Per non morire di solitudine

Una riflessione sui rapporti sociali del terzo millennio

Sarebbe bellissimo se ciascuno di noi potesse avere in questo mondo almeno una persona che possiamo toccare totalmente, senza vergognarci; qualcuno al quale potere rivolgersi liberamente e sfogarsi. Qualcuno davanti al quale potere essere completamente trasparenti senza la necessità di nascondersi; qualcuno al quale potere dire: «questi sono i miei sentimenti» e quello, senza giudicarci, ci consola dicendo che va bene così.

Ecco, se avessimo una persona così non moriremmo di solitudine.
Questo relazionarsi comporta, però, entrare nella sfera intima di ciascuno di noi.

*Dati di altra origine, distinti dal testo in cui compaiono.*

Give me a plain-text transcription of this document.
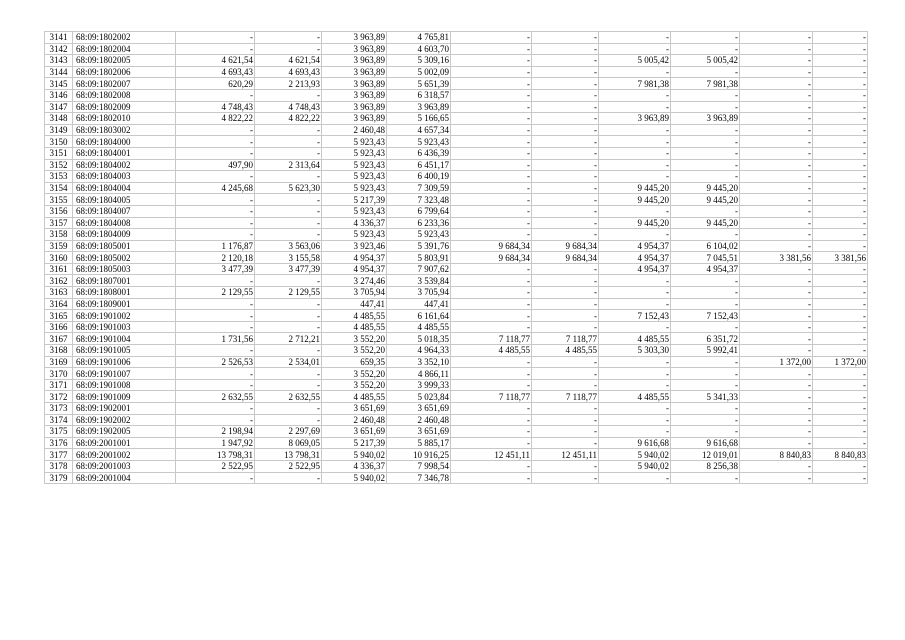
3141	68:09:1802002	-	-	3 963,89	4 765,81	-	-	-	-	-	-
3142	68:09:1802004	-	-	3 963,89	4 603,70	-	-	-	-	-	-
3143	68:09:1802005	4 621,54	4 621,54	3 963,89	5 309,16	-	-	5 005,42	5 005,42	-	-
3144	68:09:1802006	4 693,43	4 693,43	3 963,89	5 002,09	-	-	-	-	-	-
3145	68:09:1802007	620,29	2 213,93	3 963,89	5 651,39	-	-	7 981,38	7 981,38	-	-
3146	68:09:1802008	-	-	3 963,89	6 318,57	-	-	-	-	-	-
3147	68:09:1802009	4 748,43	4 748,43	3 963,89	3 963,89	-	-	-	-	-	-
3148	68:09:1802010	4 822,22	4 822,22	3 963,89	5 166,65	-	-	3 963,89	3 963,89	-	-
3149	68:09:1803002	-	-	2 460,48	4 657,34	-	-	-	-	-	-
3150	68:09:1804000	-	-	5 923,43	5 923,43	-	-	-	-	-	-
3151	68:09:1804001	-	-	5 923,43	6 436,39	-	-	-	-	-	-
3152	68:09:1804002	497,90	2 313,64	5 923,43	6 451,17	-	-	-	-	-	-
3153	68:09:1804003	-	-	5 923,43	6 400,19	-	-	-	-	-	-
3154	68:09:1804004	4 245,68	5 623,30	5 923,43	7 309,59	-	-	9 445,20	9 445,20	-	-
3155	68:09:1804005	-	-	5 217,39	7 323,48	-	-	9 445,20	9 445,20	-	-
3156	68:09:1804007	-	-	5 923,43	6 799,64	-	-	-	-	-	-
3157	68:09:1804008	-	-	4 336,37	6 233,36	-	-	9 445,20	9 445,20	-	-
3158	68:09:1804009	-	-	5 923,43	5 923,43	-	-	-	-	-	-
3159	68:09:1805001	1 176,87	3 563,06	3 923,46	5 391,76	9 684,34	9 684,34	4 954,37	6 104,02	-	-
3160	68:09:1805002	2 120,18	3 155,58	4 954,37	5 803,91	9 684,34	9 684,34	4 954,37	7 045,51	3 381,56	3 381,56
3161	68:09:1805003	3 477,39	3 477,39	4 954,37	7 907,62	-	-	4 954,37	4 954,37	-	-
3162	68:09:1807001	-	-	3 274,46	3 539,84	-	-	-	-	-	-
3163	68:09:1808001	2 129,55	2 129,55	3 705,94	3 705,94	-	-	-	-	-	-
3164	68:09:1809001	-	-	447,41	447,41	-	-	-	-	-	-
3165	68:09:1901002	-	-	4 485,55	6 161,64	-	-	7 152,43	7 152,43	-	-
3166	68:09:1901003	-	-	4 485,55	4 485,55	-	-	-	-	-	-
3167	68:09:1901004	1 731,56	2 712,21	3 552,20	5 018,35	7 118,77	7 118,77	4 485,55	6 351,72	-	-
3168	68:09:1901005	-	-	3 552,20	4 964,33	4 485,55	4 485,55	5 303,30	5 992,41	-	-
3169	68:09:1901006	2 526,53	2 534,01	659,35	3 352,10	-	-	-	-	1 372,00	1 372,00
3170	68:09:1901007	-	-	3 552,20	4 866,11	-	-	-	-	-	-
3171	68:09:1901008	-	-	3 552,20	3 999,33	-	-	-	-	-	-
3172	68:09:1901009	2 632,55	2 632,55	4 485,55	5 023,84	7 118,77	7 118,77	4 485,55	5 341,33	-	-
3173	68:09:1902001	-	-	3 651,69	3 651,69	-	-	-	-	-	-
3174	68:09:1902002	-	-	2 460,48	2 460,48	-	-	-	-	-	-
3175	68:09:1902005	2 198,94	2 297,69	3 651,69	3 651,69	-	-	-	-	-	-
3176	68:09:2001001	1 947,92	8 069,05	5 217,39	5 885,17	-	-	9 616,68	9 616,68	-	-
3177	68:09:2001002	13 798,31	13 798,31	5 940,02	10 916,25	12 451,11	12 451,11	5 940,02	12 019,01	8 840,83	8 840,83
3178	68:09:2001003	2 522,95	2 522,95	4 336,37	7 998,54	-	-	5 940,02	8 256,38	-	-
3179	68:09:2001004	-	-	5 940,02	7 346,78	-	-	-	-	-	-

E quasi nessuno è disposto ad aprire il suo cuore agli altri. Anzi ci hanno insegnato a mostrarci diversi da quello siamo ed a furia di assecondare l’immagine che proponiamo al mondo, non sappiamo neppure noi chi siamo realmente.

Entrare nell’intimo di ciascuno di noi è un rischio che può arrecare sofferenza. Si ha paura di darsi, paura di scoprirsi, paura di non essere accettati; paura di guardare dentro di noi e vedersi per quello che si è. Allora, molto meglio vivere alla superficie di noi stessi e mantenere relazioni senza importanza che non ci legano veramente. Molto meglio parlare di tutto tranne che di noi. Molto meglio rimanere in un campo neutrale.
Risultato? Apatia e noia. E il senso di solitudine aumenta e ci schiaccia.

Non aiuta di certo comunicare attraverso un social network, dove dietro un display la vita vera appare sfocata e priva di realtà. Le relazioni aumentano a dismisura, ma sono solo virtuali e fatti di banali comunicazioni senza corpo né emozione.  Puoi parlare, mostrare immagini, scrivere, ma non sei veramente tu, piuttosto l’immagine di te che vuoi fornire al mondo.

Occorre invece uscire di casa per incontrare altre persone. Immergerci nella realtà, stringerci le mani, toccarci, sentire la presenza viva dell’altro. Abbiamo bisogno di amici veri, concreti con cui condividere sguardi ed emozioni, gioie, dolori, pensieri ed esperienze.
Ma ciò comporta vincere l’inattività e mettersi in gioco e questo comporta dei rischi. Ma, dopotutto per vivere davvero bisogna anche rischiare.